Spiral Blue is using AI to solve the downlink bottleneck using an onboard computing system that gives satellites the ability to process images on the satellite itself. The satellite can then decide which images to send back to Earth, dramatically increasing the capacity of the satellite, especially over regions with few ground stations. One application of Spiral Blue’s technology is to detect illegal fishing vessels from space. Simply downloading satellite images of the ocean to find one ship is not cost-effective, so Spiral Blue developed an AI algorithm that could identify which images contained a ship, reducing the number of images that needed to be transmitted back to Earth. “We're able to do that automatically, not just on the ground, but on the on the satellite itself”, Huq told me.
A practical challenge for developing AI-enabled satellites is the need to process data at the point where the data is collected – in space. In the tech world, this type of application is called edge computing. Huq realized that the computer chips onboard satellites did not have the processing power they needed. “Running heavy processing workloads on a device that's constrained by power availability, constrained by access and constrained by communications --- it’s an edge computing problem, dialled up to 100,” says Huq. Together with co-founders James Buttenshaw and Henry Zhong, Huq developed the Space Edge One (SE-1) computer that has the processing horsepower needed to run AI algorithms but doesn’t draw too much power from the satellite and is shielded from the hostile environment of space. Their prototype, which was launched into orbit in January 2023 and is currently undergoing flight testing, has the potential to increase the capacity of EO satellites by as much as twenty times.
Improved efficiency and increased availability are helping bring down the cost of EO data, placing it within reach of more industry players. “The opportunities are immense and across so many sectors”, says Moira Smith, CTO of D-CAT, a UK and Australia-based space data analytics company that provides monitoring, reporting and verification services to businesses worldwide. “As we’re getting more good quality sensors up there, the data will become cheaper”, she told me. “We want to bring affordable opportunities as the price point comes down.”

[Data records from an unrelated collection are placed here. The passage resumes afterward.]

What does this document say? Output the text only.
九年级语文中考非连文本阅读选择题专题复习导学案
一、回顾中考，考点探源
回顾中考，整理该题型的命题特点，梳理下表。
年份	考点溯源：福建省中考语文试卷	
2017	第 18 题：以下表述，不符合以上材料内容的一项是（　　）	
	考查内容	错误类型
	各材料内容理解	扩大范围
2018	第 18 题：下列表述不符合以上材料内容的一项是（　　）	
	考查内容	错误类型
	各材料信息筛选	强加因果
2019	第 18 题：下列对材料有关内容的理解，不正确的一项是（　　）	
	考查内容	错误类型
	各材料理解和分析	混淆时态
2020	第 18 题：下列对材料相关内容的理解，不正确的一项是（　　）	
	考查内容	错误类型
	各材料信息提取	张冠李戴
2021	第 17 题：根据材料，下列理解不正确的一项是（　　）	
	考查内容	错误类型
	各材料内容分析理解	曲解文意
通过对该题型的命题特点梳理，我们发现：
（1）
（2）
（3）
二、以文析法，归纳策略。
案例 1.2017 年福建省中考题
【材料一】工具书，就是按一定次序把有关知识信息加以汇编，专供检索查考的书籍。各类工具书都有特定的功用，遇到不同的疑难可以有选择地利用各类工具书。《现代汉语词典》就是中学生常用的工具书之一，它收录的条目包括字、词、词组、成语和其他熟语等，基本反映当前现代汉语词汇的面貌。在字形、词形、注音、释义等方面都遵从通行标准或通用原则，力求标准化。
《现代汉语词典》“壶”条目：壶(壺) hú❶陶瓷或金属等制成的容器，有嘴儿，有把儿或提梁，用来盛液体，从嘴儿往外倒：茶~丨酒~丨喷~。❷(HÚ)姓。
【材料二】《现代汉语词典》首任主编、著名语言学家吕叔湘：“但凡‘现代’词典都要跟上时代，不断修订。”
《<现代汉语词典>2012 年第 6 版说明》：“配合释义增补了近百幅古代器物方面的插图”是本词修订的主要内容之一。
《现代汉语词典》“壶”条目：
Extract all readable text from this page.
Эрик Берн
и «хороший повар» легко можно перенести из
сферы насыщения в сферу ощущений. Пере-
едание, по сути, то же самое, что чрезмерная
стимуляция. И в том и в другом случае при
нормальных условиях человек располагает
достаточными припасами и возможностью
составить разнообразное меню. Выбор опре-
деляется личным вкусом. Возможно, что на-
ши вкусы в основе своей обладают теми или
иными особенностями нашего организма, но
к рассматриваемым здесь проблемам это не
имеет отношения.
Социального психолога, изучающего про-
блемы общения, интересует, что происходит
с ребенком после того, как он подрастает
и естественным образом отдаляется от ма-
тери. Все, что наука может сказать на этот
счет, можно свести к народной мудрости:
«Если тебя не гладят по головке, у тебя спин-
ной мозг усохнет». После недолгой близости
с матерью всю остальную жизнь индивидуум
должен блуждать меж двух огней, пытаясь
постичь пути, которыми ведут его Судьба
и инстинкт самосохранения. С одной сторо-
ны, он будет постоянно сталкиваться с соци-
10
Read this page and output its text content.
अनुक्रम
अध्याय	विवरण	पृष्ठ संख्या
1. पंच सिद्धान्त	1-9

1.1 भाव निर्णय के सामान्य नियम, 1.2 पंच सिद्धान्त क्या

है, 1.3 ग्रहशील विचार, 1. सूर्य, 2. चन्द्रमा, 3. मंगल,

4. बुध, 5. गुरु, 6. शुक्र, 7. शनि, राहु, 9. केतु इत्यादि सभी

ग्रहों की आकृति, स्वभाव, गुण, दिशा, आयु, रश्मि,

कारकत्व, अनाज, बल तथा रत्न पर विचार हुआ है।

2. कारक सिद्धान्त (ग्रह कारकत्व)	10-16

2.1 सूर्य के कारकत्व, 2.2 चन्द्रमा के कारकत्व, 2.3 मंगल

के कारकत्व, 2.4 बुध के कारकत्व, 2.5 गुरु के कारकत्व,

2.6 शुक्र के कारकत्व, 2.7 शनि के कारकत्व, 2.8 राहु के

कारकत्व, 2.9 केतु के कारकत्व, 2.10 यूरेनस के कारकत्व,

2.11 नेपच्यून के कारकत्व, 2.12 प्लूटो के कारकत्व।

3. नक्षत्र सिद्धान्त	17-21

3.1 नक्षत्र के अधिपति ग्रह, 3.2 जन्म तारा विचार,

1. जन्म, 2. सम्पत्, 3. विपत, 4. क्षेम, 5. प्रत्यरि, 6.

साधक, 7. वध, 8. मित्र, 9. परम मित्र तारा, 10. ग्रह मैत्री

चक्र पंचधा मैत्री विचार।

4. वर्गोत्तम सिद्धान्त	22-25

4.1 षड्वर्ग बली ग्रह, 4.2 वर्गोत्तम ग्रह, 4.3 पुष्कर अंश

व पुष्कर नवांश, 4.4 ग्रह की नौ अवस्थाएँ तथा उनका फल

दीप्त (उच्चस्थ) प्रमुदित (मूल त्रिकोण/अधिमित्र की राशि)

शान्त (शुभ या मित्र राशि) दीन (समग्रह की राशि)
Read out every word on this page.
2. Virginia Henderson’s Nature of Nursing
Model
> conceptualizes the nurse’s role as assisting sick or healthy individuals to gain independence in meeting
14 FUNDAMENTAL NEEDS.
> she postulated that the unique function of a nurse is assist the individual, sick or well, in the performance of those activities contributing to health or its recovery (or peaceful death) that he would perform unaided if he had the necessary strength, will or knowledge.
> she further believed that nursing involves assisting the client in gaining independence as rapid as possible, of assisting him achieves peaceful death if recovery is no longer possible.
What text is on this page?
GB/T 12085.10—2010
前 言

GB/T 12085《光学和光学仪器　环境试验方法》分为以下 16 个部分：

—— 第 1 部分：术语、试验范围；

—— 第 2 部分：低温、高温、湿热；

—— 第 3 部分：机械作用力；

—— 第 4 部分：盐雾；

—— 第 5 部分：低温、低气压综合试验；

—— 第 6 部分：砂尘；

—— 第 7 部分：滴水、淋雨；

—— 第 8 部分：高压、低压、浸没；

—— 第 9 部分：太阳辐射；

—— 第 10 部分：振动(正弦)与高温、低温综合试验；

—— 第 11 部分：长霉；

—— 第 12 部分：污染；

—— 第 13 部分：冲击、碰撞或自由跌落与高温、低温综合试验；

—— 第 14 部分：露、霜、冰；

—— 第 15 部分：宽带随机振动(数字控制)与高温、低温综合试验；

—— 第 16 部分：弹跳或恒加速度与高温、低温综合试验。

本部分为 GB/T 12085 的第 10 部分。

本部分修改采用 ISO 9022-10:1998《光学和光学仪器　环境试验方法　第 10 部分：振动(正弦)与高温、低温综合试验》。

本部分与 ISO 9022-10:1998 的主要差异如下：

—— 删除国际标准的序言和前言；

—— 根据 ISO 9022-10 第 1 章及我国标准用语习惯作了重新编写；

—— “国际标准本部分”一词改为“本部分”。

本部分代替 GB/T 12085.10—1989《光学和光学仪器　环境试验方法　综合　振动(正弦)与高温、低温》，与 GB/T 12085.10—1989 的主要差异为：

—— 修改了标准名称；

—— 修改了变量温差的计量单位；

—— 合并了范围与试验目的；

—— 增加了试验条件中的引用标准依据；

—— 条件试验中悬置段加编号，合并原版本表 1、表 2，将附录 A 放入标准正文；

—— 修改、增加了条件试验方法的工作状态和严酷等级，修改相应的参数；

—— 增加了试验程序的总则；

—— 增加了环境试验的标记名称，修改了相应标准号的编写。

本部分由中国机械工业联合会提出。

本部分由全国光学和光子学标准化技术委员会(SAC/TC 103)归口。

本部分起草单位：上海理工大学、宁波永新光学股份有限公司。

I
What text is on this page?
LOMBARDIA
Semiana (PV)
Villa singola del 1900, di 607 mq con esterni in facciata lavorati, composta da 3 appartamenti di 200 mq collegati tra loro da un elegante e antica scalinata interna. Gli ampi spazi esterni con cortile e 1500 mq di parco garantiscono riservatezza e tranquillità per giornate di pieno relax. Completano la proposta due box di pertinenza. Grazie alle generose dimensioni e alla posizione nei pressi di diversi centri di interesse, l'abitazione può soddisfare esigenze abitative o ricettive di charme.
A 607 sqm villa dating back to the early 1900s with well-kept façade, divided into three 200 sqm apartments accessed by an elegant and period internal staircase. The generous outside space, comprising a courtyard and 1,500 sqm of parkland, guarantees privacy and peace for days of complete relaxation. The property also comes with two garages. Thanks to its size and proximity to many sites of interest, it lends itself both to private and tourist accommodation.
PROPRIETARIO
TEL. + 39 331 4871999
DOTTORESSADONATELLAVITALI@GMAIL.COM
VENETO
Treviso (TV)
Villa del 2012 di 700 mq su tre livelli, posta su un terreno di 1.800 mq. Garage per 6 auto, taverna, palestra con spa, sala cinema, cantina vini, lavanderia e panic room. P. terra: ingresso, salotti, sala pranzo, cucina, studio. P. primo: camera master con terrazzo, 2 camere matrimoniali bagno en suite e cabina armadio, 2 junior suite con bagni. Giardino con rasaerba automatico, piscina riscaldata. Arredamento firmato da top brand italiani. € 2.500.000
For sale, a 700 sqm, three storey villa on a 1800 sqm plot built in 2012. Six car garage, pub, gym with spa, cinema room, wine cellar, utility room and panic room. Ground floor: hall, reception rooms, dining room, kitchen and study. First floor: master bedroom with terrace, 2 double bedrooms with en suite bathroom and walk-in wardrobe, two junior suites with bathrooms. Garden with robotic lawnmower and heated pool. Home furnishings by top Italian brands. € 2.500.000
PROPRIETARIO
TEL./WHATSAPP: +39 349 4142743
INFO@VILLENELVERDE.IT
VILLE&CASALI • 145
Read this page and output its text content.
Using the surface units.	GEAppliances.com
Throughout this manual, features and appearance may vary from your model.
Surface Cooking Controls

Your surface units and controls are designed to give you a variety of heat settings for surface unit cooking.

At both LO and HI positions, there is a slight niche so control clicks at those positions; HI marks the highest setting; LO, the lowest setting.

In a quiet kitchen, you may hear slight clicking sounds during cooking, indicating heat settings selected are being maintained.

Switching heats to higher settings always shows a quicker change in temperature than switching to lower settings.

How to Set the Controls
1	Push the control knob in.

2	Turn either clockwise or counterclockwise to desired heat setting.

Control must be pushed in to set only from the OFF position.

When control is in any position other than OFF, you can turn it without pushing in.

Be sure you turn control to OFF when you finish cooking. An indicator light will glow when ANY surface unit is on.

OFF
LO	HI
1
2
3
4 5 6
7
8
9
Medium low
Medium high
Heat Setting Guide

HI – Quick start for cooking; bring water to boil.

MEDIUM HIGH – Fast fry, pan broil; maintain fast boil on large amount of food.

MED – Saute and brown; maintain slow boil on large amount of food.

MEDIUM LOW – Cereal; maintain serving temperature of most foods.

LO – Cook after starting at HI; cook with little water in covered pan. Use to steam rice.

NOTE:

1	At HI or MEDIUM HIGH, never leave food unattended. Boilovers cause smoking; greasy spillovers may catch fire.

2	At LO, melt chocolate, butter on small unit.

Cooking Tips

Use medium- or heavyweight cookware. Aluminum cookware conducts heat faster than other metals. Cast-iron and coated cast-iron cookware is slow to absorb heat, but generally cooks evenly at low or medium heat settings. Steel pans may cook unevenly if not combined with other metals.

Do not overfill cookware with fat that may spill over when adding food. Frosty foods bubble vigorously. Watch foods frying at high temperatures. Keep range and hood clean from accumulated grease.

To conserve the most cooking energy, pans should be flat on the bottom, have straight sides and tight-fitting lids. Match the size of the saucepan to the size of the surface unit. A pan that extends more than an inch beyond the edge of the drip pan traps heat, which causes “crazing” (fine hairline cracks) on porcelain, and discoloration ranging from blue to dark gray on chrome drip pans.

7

D-CAT are using AI and advanced sensor processing technology to solve problems across a wide range of industries, from mining and energy to forestry and insurance. In Australia, D-CAT are working closely with the agriculture sector to provide farmers and agronomists with intelligence from space data to manage their crops and livestock, irrigate more efficiently, and monitor for frost damage. “Frost damage is increasingly becoming a problem here,” says Smith. “As the climate is changing and the weather is becoming more extreme, you get hotter summers, colder winters, and so parts of Australia that never used to get frost are starting to experience frost.”
Frost can be a big problem for farmers, damaging crops and significantly reducing yield. Knowing if and where crops have been damaged is vital so farmers can reduce the impact of frost. Remote sensing, including infrared imagery, can help detect frost damage early. “Farmers want to know as early as possible,” Smith told me. “Then they can make an informed decision about what they're going to do.”
For Smith, AI opens new opportunities to tackle big challenges, like climate change. “In the past, these things weren’t possible”, she told me. But with new AI processing capabilities and cheaper Earth Observation data, individual users can access insights from space. “All of that together helps us to solve humanity’s problems.”